An integrated computational and experimental study to investigate Staphylococcus aureus metabolism

Abstract

Staphylococcus aureus is a metabolically versatile pathogen that colonizes nearly all organs of the human body. A detailed and comprehensive knowledge of staphylococcal metabolism is essential to understand its pathogenesis. To this end, we have reconstructed and experimentally validated an updated and enhanced genome-scale metabolic model of S. aureus USA300_FPR3757. The model combined genome annotation data, reaction stoichiometry, and regulation information from biochemical databases and previous strain-specific models. Reactions in the model were checked and fixed to ensure chemical balance and thermodynamic consistency. To further refine the model, growth assessment of 1920 nonessential mutants from the Nebraska Transposon Mutant Library was performed, and metabolite excretion profiles of important mutants in carbon and nitrogen metabolism were determined.

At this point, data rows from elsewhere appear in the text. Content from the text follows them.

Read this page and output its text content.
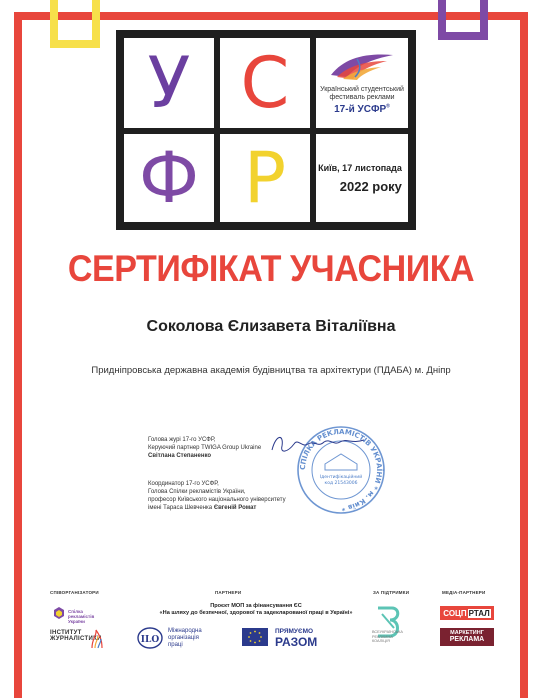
У С	Український студентський
фестиваль реклами
17-й УСФР®
Ф Р	Київ, 17 листопада
2022 року
СЕРТИФІКАТ УЧАСНИКА
Соколова Єлизавета Віталіївна
Придніпровська державна академія будівництва та архітектури (ПДАБА) м. Дніпр
Голова журі 17-го УСФР,
Керуючий партнер TWIGA Group Ukraine
Світлана Степаненко
Координатор 17-го УСФР,
Голова Спілки рекламістів України,
професор Київського національного університету
імені Тараса Шевченка Євгеній Ромат
СПІЛКА РЕКЛАМІСТІВ УКРАЇНИ * м. Київ *
Ідентифікаційний
код 21543006
СПІВОРГАНІЗАТОРИ	ПАРТНЕРИ	ЗА ПІДТРИМКИ	МЕДІА-ПАРТНЕРИ
Проєкт МОП за фінансування ЄС
«На шляху до безпечної, здорової та задекларованої праці в Україні»
Спілка рекламістів України
ІНСТИТУТ ЖУРНАЛІСТИКИ	ILO
Міжнародна
організація
праці
ПРЯМУЄМО
РАЗОМ
ВСЕУКРАЇНСЬКА
РЕКЛАМНА
КОАЛІЦІЯ
СОЦП РТАЛ
МАРКЕТИНГ
РЕКЛАМА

The growth and no-growth inconsistencies between the model predictions and in vivo essentiality data were resolved using extensive manual curation based on optimization-based reconciliation algorithms. Upon intensive curation and refinements, the model contains 863 metabolic genes, 1379 metabolites (including 1159 unique metabolites), and 1545 reactions including transport and exchange reactions. To improve the accuracy and predictability of the model to environmental changes, condition-specific regulation information curated from the existing knowledgebase was incorporated. These critical additions improved the model performance significantly in capturing gene essentiality, substrate utilization, and metabolite production capabilities and increased the ability to generate model-based discoveries of therapeutic significance. Use of this highly curated model will enhance the functional utility of omics data, and therefore, serve as a resource to support future investigations of S. aureus and to augment staphylococcal research worldwide.

Fig. 1. The overall view of the model reconstruction.

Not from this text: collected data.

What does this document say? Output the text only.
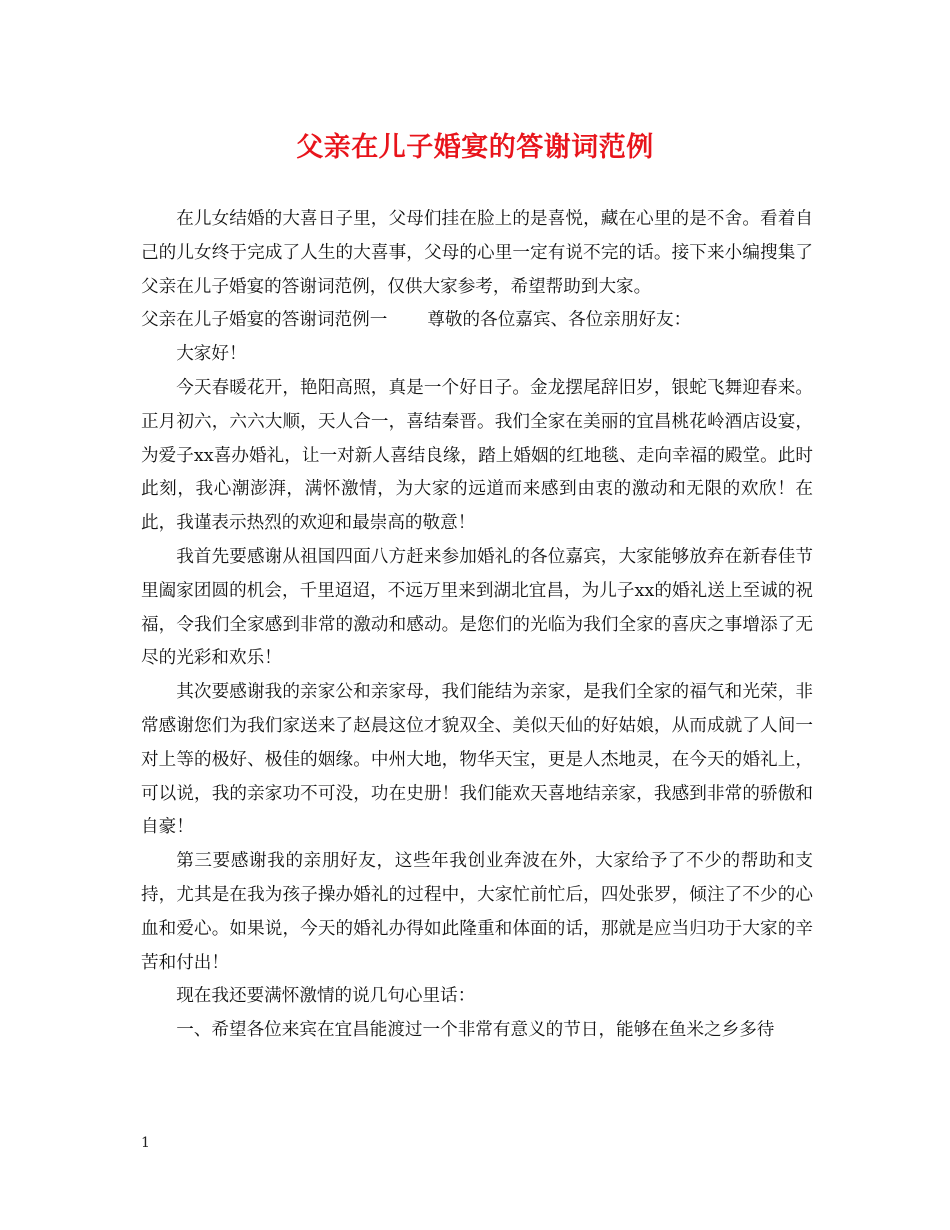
父亲在儿子婚宴的答谢词范例

在儿女结婚的大喜日子里，父母们挂在脸上的是喜悦，藏在心里的是不舍。看着自己的儿女终于完成了人生的大喜事，父母的心里一定有说不完的话。接下来小编搜集了父亲在儿子婚宴的答谢词范例，仅供大家参考，希望帮助到大家。

父亲在儿子婚宴的答谢词范例一 尊敬的各位嘉宾、各位亲朋好友：

大家好！

今天春暖花开，艳阳高照，真是一个好日子。金龙摆尾辞旧岁，银蛇飞舞迎春来。正月初六，六六大顺，天人合一，喜结秦晋。我们全家在美丽的宜昌桃花岭酒店设宴，为爱子xx喜办婚礼，让一对新人喜结良缘，踏上婚姻的红地毯、走向幸福的殿堂。此时此刻，我心潮澎湃，满怀激情，为大家的远道而来感到由衷的激动和无限的欢欣！在此，我谨表示热烈的欢迎和最崇高的敬意！

我首先要感谢从祖国四面八方赶来参加婚礼的各位嘉宾，大家能够放弃在新春佳节里阖家团圆的机会，千里迢迢，不远万里来到湖北宜昌，为儿子xx的婚礼送上至诚的祝福，令我们全家感到非常的激动和感动。是您们的光临为我们全家的喜庆之事增添了无尽的光彩和欢乐！

其次要感谢我的亲家公和亲家母，我们能结为亲家，是我们全家的福气和光荣，非常感谢您们为我们家送来了赵晨这位才貌双全、美似天仙的好姑娘，从而成就了人间一对上等的极好、极佳的姻缘。中州大地，物华天宝，更是人杰地灵，在今天的婚礼上，可以说，我的亲家功不可没，功在史册！我们能欢天喜地结亲家，我感到非常的骄傲和自豪！

第三要感谢我的亲朋好友，这些年我创业奔波在外，大家给予了不少的帮助和支持，尤其是在我为孩子操办婚礼的过程中，大家忙前忙后，四处张罗，倾注了不少的心血和爱心。如果说，今天的婚礼办得如此隆重和体面的话，那就是应当归功于大家的辛苦和付出！

现在我还要满怀激情的说几句心里话：

一、希望各位来宾在宜昌能渡过一个非常有意义的节日，能够在鱼米之乡多待

1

a The schematic of the reconstruction and curation process for iSA863. b Pathway distribution of metabolic reactions. c Overlap of reactions between recent genome-scale metabolic reconstructions of S. aureus.

Fig. 2. Growth–no-growth (G–NG) prediction matrices and the impact of Growmatch application.

a Before reconciliation of growth–no-growth inconsistency by GrowMatch procedure. b After reconciliation of growth–no-growth inconsistency by GrowMatch procedure. Here, specificity = #NGNG/(#NGNG + #GNG), sensitivity or true viable rate (TVR) = #GG/(#GG + #NGG), false viable rate (FVR) = #GNG/(#GNG + #NGNG), and accuracy = (#GG + #NGNG)/(#GG + #GNG + #NGG + #NGNG). c A case study of GNG inconsistency and the corresponding Growmatch solution.

Fig. 3. Refinements in the central metabolic pathway of the model iSA863.

These include corrections of reaction directionality, additions, and deletions.

Fig. 4. Shifts in flux space for 8 mutants in the central carbon and nitrogen metabolic pathway.

Every row in the table (inset) denotes a reaction as identified in the pathway map. The relative shifts compared with the wild-type flux space are color-coded according to the legend in the figure.